Curve coefficient didn't correspond to the average.

Hi, 

First, I want to show how I perfomed my 1 level calibration curve. 

We saw that I asked for the average when several calibration standards are used and contained the same target compound. 

We do have the TFT in each of my 4 calibration standards. 

We can see it at my section filtered for Cal std only. 

What's weird here it's the first RF calculated is good (1083376/9.8 = 110549) but all the other ones are wrong. 

If we take the 2nd one and did the same calculation (1110109/9.8= 113276) and the software gave 111912. 

I don't know where this 111912 result is coming from. 

Here my injection list that shows how I performed my calibration.

Is it because my Cal.Std are not injected one immediately after another? 

I can see on my calibration curve that I has four point but the coefficient a given in the table is coming from the first injection only and not the average like I choose on the method process. 

We can't see that the a coeffiecient on the curbe at 110549 is coming from the first injection. 

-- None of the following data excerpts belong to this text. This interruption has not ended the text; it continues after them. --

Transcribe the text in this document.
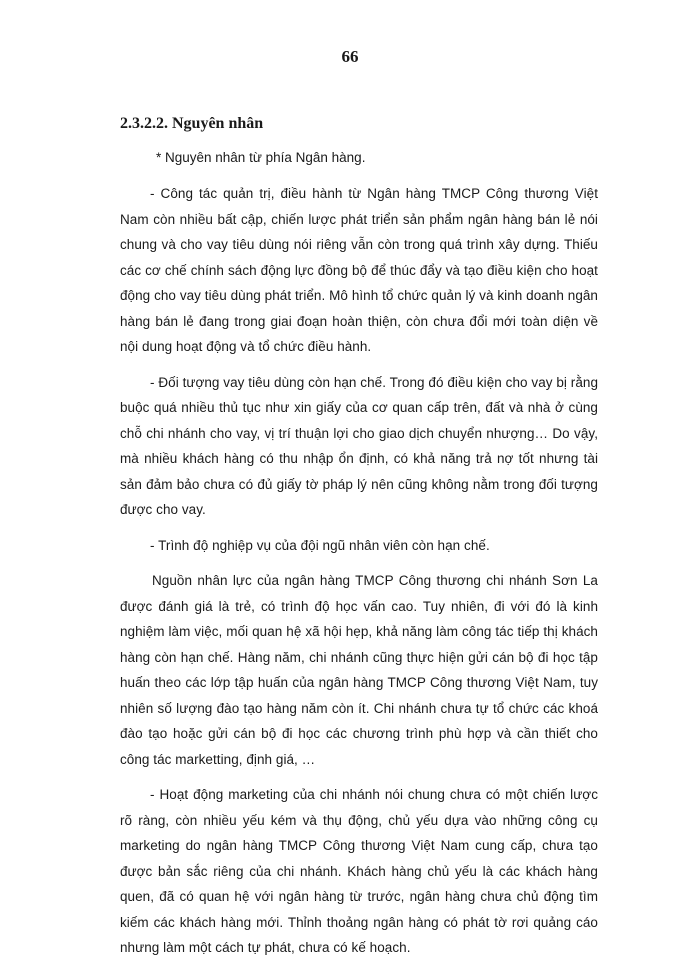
66
2.3.2.2. Nguyên nhân
* Nguyên nhân từ phía Ngân hàng.

- Công tác quản trị, điều hành từ Ngân hàng TMCP Công thương Việt Nam còn nhiều bất cập, chiến lược phát triển sản phẩm ngân hàng bán lẻ nói chung và cho vay tiêu dùng nói riêng vẫn còn trong quá trình xây dựng. Thiếu các cơ chế chính sách động lực đồng bộ để thúc đẩy và tạo điều kiện cho hoạt động cho vay tiêu dùng phát triển. Mô hình tổ chức quản lý và kinh doanh ngân hàng bán lẻ đang trong giai đoạn hoàn thiện, còn chưa đổi mới toàn diện về nội dung hoạt động và tổ chức điều hành.

- Đối tượng vay tiêu dùng còn hạn chế. Trong đó điều kiện cho vay bị rằng buộc quá nhiều thủ tục như xin giấy của cơ quan cấp trên, đất và nhà ở cùng chỗ chi nhánh cho vay, vị trí thuận lợi cho giao dịch chuyển nhượng… Do vậy, mà nhiều khách hàng có thu nhập ổn định, có khả năng trả nợ tốt nhưng tài sản đảm bảo chưa có đủ giấy tờ pháp lý nên cũng không nằm trong đối tượng được cho vay.

- Trình độ nghiệp vụ của đội ngũ nhân viên còn hạn chế.

Nguồn nhân lực của ngân hàng TMCP Công thương chi nhánh Sơn La được đánh giá là trẻ, có trình độ học vấn cao. Tuy nhiên, đi với đó là kinh nghiệm làm việc, mối quan hệ xã hội hẹp, khả năng làm công tác tiếp thị khách hàng còn hạn chế. Hàng năm, chi nhánh cũng thực hiện gửi cán bộ đi học tập huấn theo các lớp tập huấn của ngân hàng TMCP Công thương Việt Nam, tuy nhiên số lượng đào tạo hàng năm còn ít. Chi nhánh chưa tự tổ chức các khoá đào tạo hoặc gửi cán bộ đi học các chương trình phù hợp và cần thiết cho công tác marketting, định giá, …

- Hoạt động marketing của chi nhánh nói chung chưa có một chiến lược rõ ràng, còn nhiều yếu kém và thụ động, chủ yếu dựa vào những công cụ marketing do ngân hàng TMCP Công thương Việt Nam cung cấp, chưa tạo được bản sắc riêng của chi nhánh. Khách hàng chủ yếu là các khách hàng quen, đã có quan hệ với ngân hàng từ trước, ngân hàng chưa chủ động tìm kiếm các khách hàng mới. Thỉnh thoảng ngân hàng có phát tờ rơi quảng cáo nhưng làm một cách tự phát, chưa có kế hoạch.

So it seems that the Curve calculation is not with the average of the four peaks.

Why ?

thank you




  • Hello,

    Which injection did you use to show in the report for the calibration curve? Look at your calibration curve in data analysis and see what the A value is for that curve. Also note the way you are calibrating every sample or sample pair has a different calibration. Look at the example below where I have discreet brackets for the standards but are processing in the standard manner. You will note the A coff changes after each standard set. In older versions, before CDS 2.5 the coff would have changed after each standard injection not each bracket. In this case bracket is defined as cal std injections with no other sample types between them. If you want all your standard injections taken into account for all other injection types, you should use the overall bracket. 

    Marty 

  • Hi Martin. Thank you again for your precious help. 

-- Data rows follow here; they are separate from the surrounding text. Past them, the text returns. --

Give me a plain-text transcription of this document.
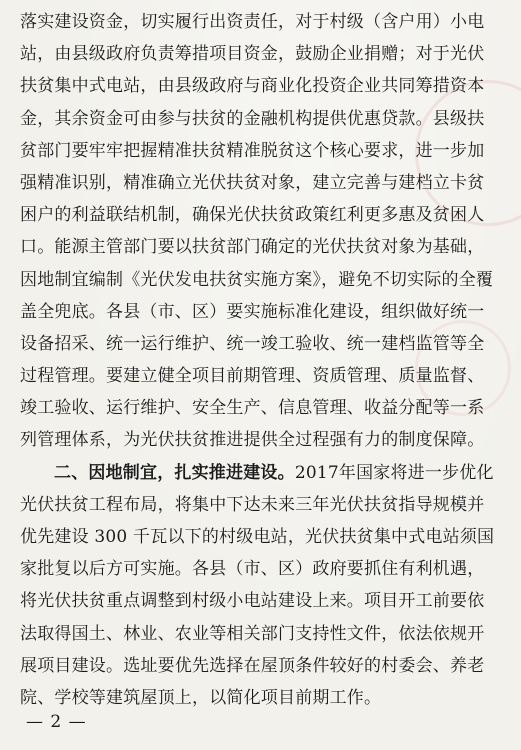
落实建设资金，切实履行出资责任，对于村级（含户用）小电
站，由县级政府负责筹措项目资金，鼓励企业捐赠；对于光伏
扶贫集中式电站，由县级政府与商业化投资企业共同筹措资本
金，其余资金可由参与扶贫的金融机构提供优惠贷款。县级扶
贫部门要牢牢把握精准扶贫精准脱贫这个核心要求，进一步加
强精准识别，精准确立光伏扶贫对象，建立完善与建档立卡贫
困户的利益联结机制，确保光伏扶贫政策红利更多惠及贫困人
口。能源主管部门要以扶贫部门确定的光伏扶贫对象为基础，
因地制宜编制《光伏发电扶贫实施方案》，避免不切实际的全覆
盖全兜底。各县（市、区）要实施标准化建设，组织做好统一
设备招采、统一运行维护、统一竣工验收、统一建档监管等全
过程管理。要建立健全项目前期管理、资质管理、质量监督、
竣工验收、运行维护、安全生产、信息管理、收益分配等一系
列管理体系，为光伏扶贫推进提供全过程强有力的制度保障。
二、因地制宜，扎实推进建设。2017年国家将进一步优化
光伏扶贫工程布局，将集中下达未来三年光伏扶贫指导规模并
优先建设 300 千瓦以下的村级电站，光伏扶贫集中式电站须国
家批复以后方可实施。各县（市、区）政府要抓住有利机遇，
将光伏扶贫重点调整到村级小电站建设上来。项目开工前要依
法取得国土、林业、农业等相关部门支持性文件，依法依规开
展项目建设。选址要优先选择在屋顶条件较好的村委会、养老
院、学校等建筑屋顶上，以简化项目前期工作。
— 2 —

    By changing to the "overall" bracketing mode, I finally had an average response based on the 4 TFT peaks founds in my 4 standard solutions (Cal.Std)

    My only concern it's that I can't show single response factor to each injection. Do you know how to do that? 

    It seems that only the average is showed. 

    But at least now, I can see that for TFT, 4 peaks are averaged in the calibration curve

    Thank you again for your help. 

  • Hello,

    That RF is not what was used in the calibration but what was used to recalculate the compound amount for that injection from the calibration. If you need the RF for the single injection, you will need to calculate it from the compound calibration amount and the peak area, taking into account the RF definition in the method. IS methods make the calculation more difficult. CC is the easiest way to get the IS area and amount for a peak to do that calculation if needed. 

    CurrentInjection.AllIdentifiedPeaks.Where(function (x) x.Compound_Name = CurrentPeakOrGroup.Compound_UsedInternalStandard).Select(function(x) x.Peak_Area).Max

  • Hi Martin the IS in our procedure is not for calculations but only for RRT since the Forensic analysis ask for it. 

    I only want to show RF in the single injection instead of showing the average response factore coming from my 4 standard solution injections. 

  • If you want to show the RF of an individual injection, you can't use the calibration curve average RF, which is what it seems you are referencing. I'm not sure if there is already a preset field for the RF of an individual injection, but the calculation is fairly simple to do anyway. In the RF column value expression just put =Area/Amount (where Area here is either Peak_Area or Compound_AreaSum depending on your case and Amount here is probably Compound_CalibAmount)

  • OL's RF handling is terrible...  My solution: At the beginning of the report, i've created a textbox, filtered for Cal type only. Value=max(Sample_AcquisitionOrderNo), saved this as STDLastRow  variable. Then there is a compound table, filtered by STDlastrow, where the RF values are displayed & stored in an array(like RepRF). For unique key value the compound_name was given. If everything is ok, you can display the correct RF value at every page with =RepRF(Compound_Name). Next issue: for missing peaks, there are no RFs. Hate this... So create a textbox, group it by compound_name. filter : " =IIF( Double.IsNaN( Code.DVL.GetValue(Compound_Name & "RepRF")), 1, 0)    =   0 That's it. Place this group where you want, every compound's RF will be there.